Soñé en tres ambientes;
-El primero fué frente a un muro color gris de unos 15 metros de altura, había una escalera que daba hasta la cima, yo estaba junto a 4 personas de aspecto desgarbado, cabellos negros, ropas de leñador. Se dispusieron a subir uno a uno, el primero lo hizo normalmente sin mirar abajo lo hizo bien, llegó a la cima (cabe decir que en la cima había un árbol verde y bonito, como un bonsái, aunque ni tan enorme ni tan pequeño), el segundo subió tambaleando miedoso y que justo al llegar volteo abajo y lentamente se iba hacia atrás apunto de caerse pero él primero le salvó de una fatídica caída, verga!, todos reímos, yo reí pero nadie notaba mi presencia (era un espectador)

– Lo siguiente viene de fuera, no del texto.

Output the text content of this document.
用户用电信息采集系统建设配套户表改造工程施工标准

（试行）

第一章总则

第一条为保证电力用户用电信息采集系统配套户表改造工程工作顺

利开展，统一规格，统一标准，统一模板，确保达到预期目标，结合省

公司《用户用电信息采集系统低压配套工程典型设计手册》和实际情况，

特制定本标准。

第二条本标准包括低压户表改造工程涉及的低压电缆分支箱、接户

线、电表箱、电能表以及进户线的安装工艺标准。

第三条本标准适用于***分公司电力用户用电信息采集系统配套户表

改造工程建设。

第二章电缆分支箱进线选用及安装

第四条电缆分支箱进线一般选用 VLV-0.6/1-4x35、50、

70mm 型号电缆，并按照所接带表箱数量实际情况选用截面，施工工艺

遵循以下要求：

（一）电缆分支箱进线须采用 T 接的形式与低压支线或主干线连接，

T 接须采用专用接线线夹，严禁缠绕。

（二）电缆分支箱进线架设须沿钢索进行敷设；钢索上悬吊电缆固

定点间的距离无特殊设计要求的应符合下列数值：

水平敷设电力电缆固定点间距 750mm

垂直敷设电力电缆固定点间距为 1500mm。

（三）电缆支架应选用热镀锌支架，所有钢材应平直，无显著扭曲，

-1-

-El segundo, consta de un ambiente bastante húmedo, de cota invariable, un espacio con estilo laberíntico: paredes que evitaban ver otro lugares, pequeñas lagunas artificiales llenas al mismo nivel del suelo y aun así no rebosa el agua, pastos verde oscuro, altares por doquier que indicaban que en su mayoría estaban recientemente manipulados, acomodados por quienes practican alguna de esas estúpidas magias, lo intrigante era que cada altar tenía un teléfono celular, el cual sonaba incesantemente, no era un sonido fastidioso pero si me mantenía observando uno y otro sin poder decidirme.

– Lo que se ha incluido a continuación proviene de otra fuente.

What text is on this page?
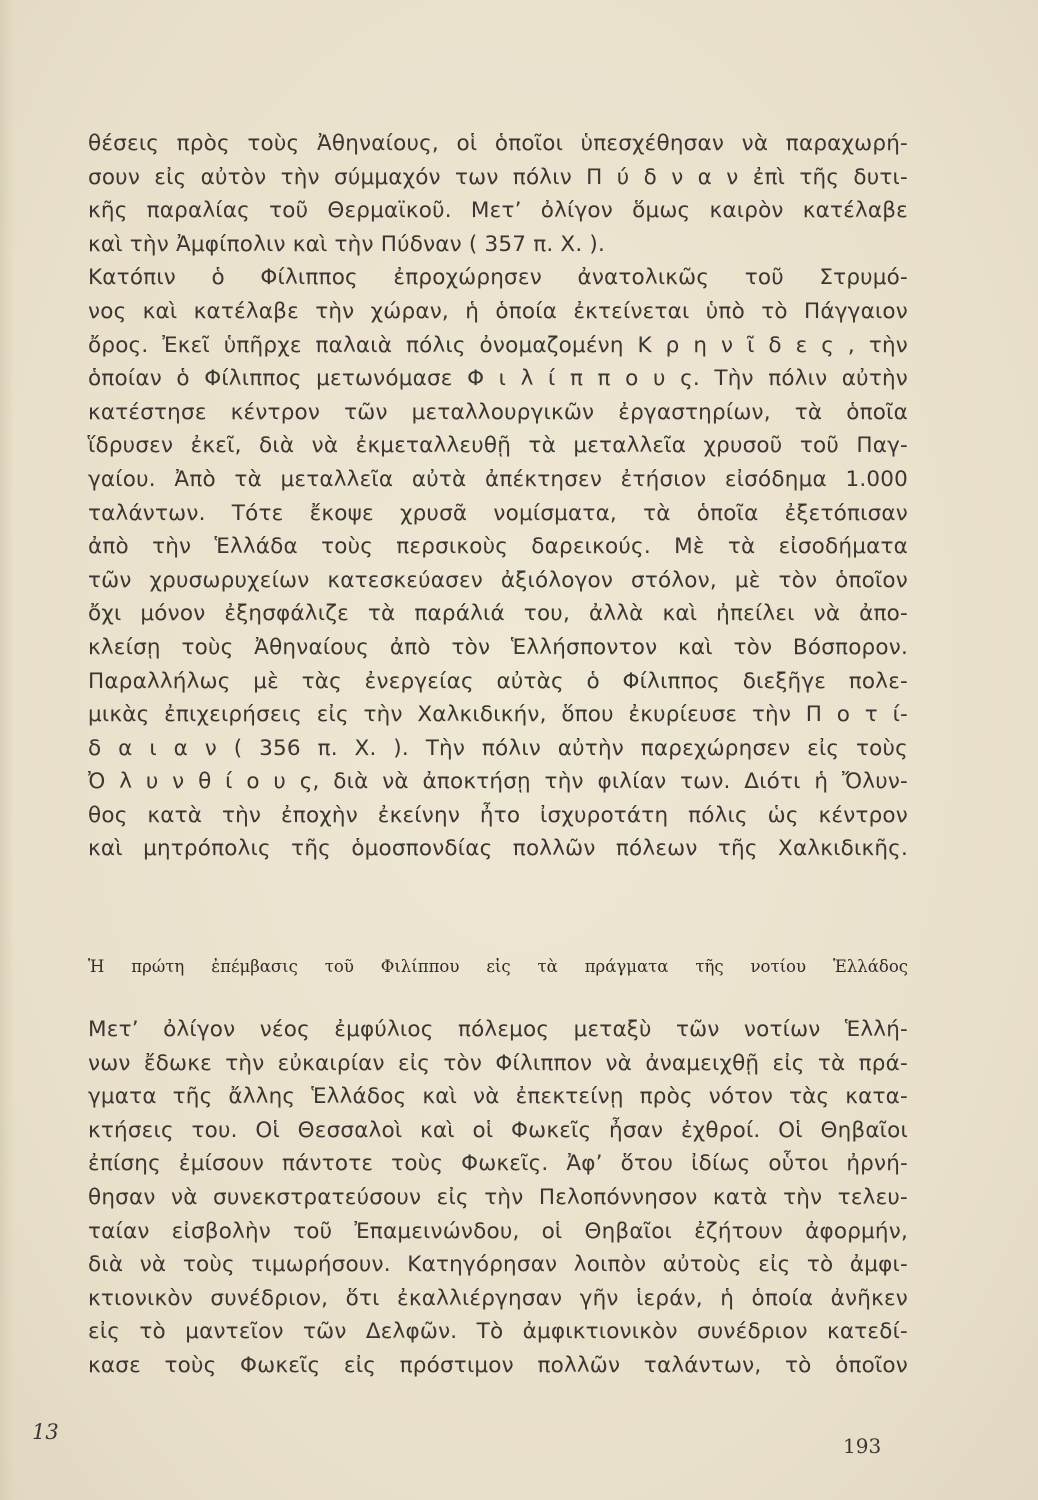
θέσεις πρὸς τοὺς Ἀθηναίους, οἱ ὁποῖοι ὑπεσχέθησαν νὰ παραχωρή-
σουν εἰς αὐτὸν τὴν σύμμαχόν των πόλιν Π ύ δ ν α ν ἐπὶ τῆς δυτι-
κῆς παραλίας τοῦ Θερμαϊκοῦ. Μετ’ ὀλίγον ὅμως καιρὸν κατέλαβε
καὶ τὴν Ἀμφίπολιν καὶ τὴν Πύδναν ( 357 π. Χ. ).
Κατόπιν ὁ Φίλιππος ἐπροχώρησεν ἀνατολικῶς τοῦ Στρυμό-
νος καὶ κατέλαβε τὴν χώραν, ἡ ὁποία ἐκτείνεται ὑπὸ τὸ Πάγγαιον
ὄρος. Ἐκεῖ ὑπῆρχε παλαιὰ πόλις ὀνομαζομένη Κ ρ η ν ῖ δ ε ς , τὴν
ὁποίαν ὁ Φίλιππος μετωνόμασε Φ ι λ ί π π ο υ ς. Τὴν πόλιν αὐτὴν
κατέστησε κέντρον τῶν μεταλλουργικῶν ἐργαστηρίων, τὰ ὁποῖα
ἵδρυσεν ἐκεῖ, διὰ νὰ ἐκμεταλλευθῇ τὰ μεταλλεῖα χρυσοῦ τοῦ Παγ-
γαίου. Ἀπὸ τὰ μεταλλεῖα αὐτὰ ἀπέκτησεν ἐτήσιον εἰσόδημα 1.000
ταλάντων. Τότε ἔκοψε χρυσᾶ νομίσματα, τὰ ὁποῖα ἐξετόπισαν
ἀπὸ τὴν Ἑλλάδα τοὺς περσικοὺς δαρεικούς. Μὲ τὰ εἰσοδήματα
τῶν χρυσωρυχείων κατεσκεύασεν ἀξιόλογον στόλον, μὲ τὸν ὁποῖον
ὄχι μόνον ἐξησφάλιζε τὰ παράλιά του, ἀλλὰ καὶ ἠπείλει νὰ ἀπο-
κλείσῃ τοὺς Ἀθηναίους ἀπὸ τὸν Ἑλλήσποντον καὶ τὸν Βόσπορον.
Παραλλήλως μὲ τὰς ἐνεργείας αὐτὰς ὁ Φίλιππος διεξῆγε πολε-
μικὰς ἐπιχειρήσεις εἰς τὴν Χαλκιδικήν, ὅπου ἐκυρίευσε τὴν Π ο τ ί-
δ α ι α ν ( 356 π. Χ. ). Τὴν πόλιν αὐτὴν παρεχώρησεν εἰς τοὺς
Ὀ λ υ ν θ ί ο υ ς, διὰ νὰ ἀποκτήσῃ τὴν φιλίαν των. Διότι ἡ Ὄλυν-
θος κατὰ τὴν ἐποχὴν ἐκείνην ἦτο ἰσχυροτάτη πόλις ὡς κέντρον
καὶ μητρόπολις τῆς ὁμοσπονδίας πολλῶν πόλεων τῆς Χαλκιδικῆς.
Ἡ πρώτη ἐπέμβασις τοῦ Φιλίππου εἰς τὰ πράγματα τῆς νοτίου Ἑλλάδος
Μετ’ ὀλίγον νέος ἐμφύλιος πόλεμος μεταξὺ τῶν νοτίων Ἑλλή-
νων ἔδωκε τὴν εὐκαιρίαν εἰς τὸν Φίλιππον νὰ ἀναμειχθῇ εἰς τὰ πρά-
γματα τῆς ἄλλης Ἑλλάδος καὶ νὰ ἐπεκτείνῃ πρὸς νότον τὰς κατα-
κτήσεις του. Οἱ Θεσσαλοὶ καὶ οἱ Φωκεῖς ἦσαν ἐχθροί. Οἱ Θηβαῖοι
ἐπίσης ἐμίσουν πάντοτε τοὺς Φωκεῖς. Ἀφ’ ὅτου ἰδίως οὗτοι ἠρνή-
θησαν νὰ συνεκστρατεύσουν εἰς τὴν Πελοπόννησον κατὰ τὴν τελευ-
ταίαν εἰσβολὴν τοῦ Ἐπαμεινώνδου, οἱ Θηβαῖοι ἐζήτουν ἀφορμήν,
διὰ νὰ τοὺς τιμωρήσουν. Κατηγόρησαν λοιπὸν αὐτοὺς εἰς τὸ ἀμφι-
κτιονικὸν συνέδριον, ὅτι ἐκαλλιέργησαν γῆν ἱεράν, ἡ ὁποία ἀνῆκεν
εἰς τὸ μαντεῖον τῶν Δελφῶν. Τὸ ἀμφικτιονικὸν συνέδριον κατεδί-
κασε τοὺς Φωκεῖς εἰς πρόστιμον πολλῶν ταλάντων, τὸ ὁποῖον
13
193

-El tercero, era una sala de cine, la llegada a la taquilla era fastidiosa de acceder puesto que sus escaleras eran de semejanza a un muro de gaviones, estaba vestido de camisa blanca (lo supe porque más adelante guardaba cosas en el bolsillo izquierdo de costumbre en una camisa), bueno. Subía esas putas escaleras, el esfuerzo valía la pena, la película debía ser buena pero ni verga idea de que trataba o como se llamaba. Llegué al ultimo escalón (con la lengua afuera), una taquilla con arquitectura de los años 50; ventana de vidrio con arco superior y su pequeño acceso de la misma forma, -me das un boleto, por favor. -es tanto. Una chica de piel morena, cabello oscuro recogido cola de caballo, camisa blanca también (su uniforme), conversamos otros temas más que los de cliente-vendedor, tenía que alargar la vaina porque mis tarjetas no tenían real, verga que limpio estaba, de las tantas conseguí una que le quedaba un poquito y pude comprar el ticket, ufff, desperté.